“She wouldn’t like you to be out so late, I’m sure,” said Griselda in distress, “and it’s most my fault, for I’m the biggest. Now, which way shall we go?”
They had followed the little path till it came to a point where two roads, rough cart-ruts only, met; or, rather, where the path ran across the road. Right, or left, or straight on, which should it be? Griselda stood still in perplexity. Already it was growing dusk; already the moon’s soft light was beginning faintly to glimmer through the branches. Griselda looked up to the sky.
“To think,” she said to herself—“to think that I should not know my way in a little bit of a wood like this—I that was up at the other side of the moon last night.”
The remembrance put another thought into her mind.
“Cuckoo, cuckoo,” she said softly, “couldn’t you help us?”
Then she stood still and listened, holding Phil’s cold little hands in her own.
She was not disappointed. Presently, in the distance, came the well-known cry, “cuckoo, cuckoo,” so soft and far away, but yet so clear.
Phil clapped his hands.
“He’s calling us,” he cried joyfully. “He’s going to show us the way. That’s how he calls me always. Good cuckoo, we’re coming;” and, pulling Griselda along, he darted down the road to the right—the direction from whence came the cry.
They had some way to go, for they had wandered far in a wrong direction, but the cuckoo never failed them. Whenever they were at a loss—whenever the path turned or divided, they heard his clear, sweet call; and, without the least misgiving, they followed it, till at last it brought them out upon the high-road, a stone’s throw from Farmer Crouch’s gate.
“I know the way now, good cuckoo,” exclaimed Phil. “I can go home alone now, if your aunt will be vexed with you.”
“No,” said Griselda, “I must take you quite all the way home, Phil dear. I promised to take care of you, and if nurse scolds any one it must be me, not you.”
There was a little bustle about the door of the farmhouse as the children wearily came up to it. Two or three men were standing together receiving directions from Mr.

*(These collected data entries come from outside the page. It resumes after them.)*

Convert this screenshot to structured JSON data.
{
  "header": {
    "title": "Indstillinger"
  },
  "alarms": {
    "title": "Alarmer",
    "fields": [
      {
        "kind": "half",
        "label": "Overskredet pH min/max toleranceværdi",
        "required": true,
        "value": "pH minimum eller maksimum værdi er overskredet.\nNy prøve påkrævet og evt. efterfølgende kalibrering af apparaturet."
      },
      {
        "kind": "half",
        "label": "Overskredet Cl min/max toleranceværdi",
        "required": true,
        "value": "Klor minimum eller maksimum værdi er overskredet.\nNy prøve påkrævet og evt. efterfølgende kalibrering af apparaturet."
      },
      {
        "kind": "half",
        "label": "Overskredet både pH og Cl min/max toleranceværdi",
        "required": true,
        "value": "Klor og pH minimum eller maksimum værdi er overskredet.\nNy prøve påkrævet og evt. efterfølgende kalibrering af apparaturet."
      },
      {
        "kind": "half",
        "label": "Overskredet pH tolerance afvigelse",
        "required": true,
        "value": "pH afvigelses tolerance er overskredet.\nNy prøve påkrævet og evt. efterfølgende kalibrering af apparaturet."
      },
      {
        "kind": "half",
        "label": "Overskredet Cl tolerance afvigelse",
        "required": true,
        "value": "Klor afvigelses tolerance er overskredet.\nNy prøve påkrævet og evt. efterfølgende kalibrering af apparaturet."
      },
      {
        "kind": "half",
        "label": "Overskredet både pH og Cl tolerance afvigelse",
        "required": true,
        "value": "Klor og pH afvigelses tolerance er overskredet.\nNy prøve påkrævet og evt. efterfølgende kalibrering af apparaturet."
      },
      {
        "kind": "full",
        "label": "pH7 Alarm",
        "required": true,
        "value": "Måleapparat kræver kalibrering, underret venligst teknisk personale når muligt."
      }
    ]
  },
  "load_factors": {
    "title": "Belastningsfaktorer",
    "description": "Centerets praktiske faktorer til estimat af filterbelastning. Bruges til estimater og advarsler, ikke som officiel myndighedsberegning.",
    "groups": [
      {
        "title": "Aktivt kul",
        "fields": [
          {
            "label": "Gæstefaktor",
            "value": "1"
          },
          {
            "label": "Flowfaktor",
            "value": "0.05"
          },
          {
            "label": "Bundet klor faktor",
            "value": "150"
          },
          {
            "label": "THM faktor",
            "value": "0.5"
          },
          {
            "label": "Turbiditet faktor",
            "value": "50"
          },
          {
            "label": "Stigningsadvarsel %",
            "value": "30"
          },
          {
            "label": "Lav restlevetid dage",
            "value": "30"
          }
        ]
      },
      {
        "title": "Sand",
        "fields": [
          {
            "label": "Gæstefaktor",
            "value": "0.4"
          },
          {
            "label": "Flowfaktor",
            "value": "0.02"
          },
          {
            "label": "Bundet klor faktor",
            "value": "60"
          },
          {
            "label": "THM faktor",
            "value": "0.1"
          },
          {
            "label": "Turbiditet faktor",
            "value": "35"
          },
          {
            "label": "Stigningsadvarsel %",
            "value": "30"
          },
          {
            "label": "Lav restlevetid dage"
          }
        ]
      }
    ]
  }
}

Crouch himself, and Phil’s nurse was talking eagerly. Suddenly she caught sight of the truants.
“Here he is, Mr. Crouch!” she exclaimed. “No need now to send to look for him. Oh, Master Phil, how could you stay out so late? And to-night of all nights, just when your—I forgot, I mustn’t say. Come in to the parlour at once—and this little girl, who is she?”
“She isn’t a little girl, she’s a young lady,” said Master Phil, putting on his lordly air, “and she’s to come into the parlour and have some supper with me, and then some one must take her home to her auntie’s house—that’s what I say.”
More to please Phil than from any wish for “supper,” for she was really in a fidget to get home, Griselda let the little boy lead her into the parlour. But she was for a moment perfectly startled by the cry that broke from him when he opened the door and looked into the room. A lady was standing there, gazing out of the window, though in the quickly growing darkness she could hardly have distinguished the little figure she was watching for so anxiously.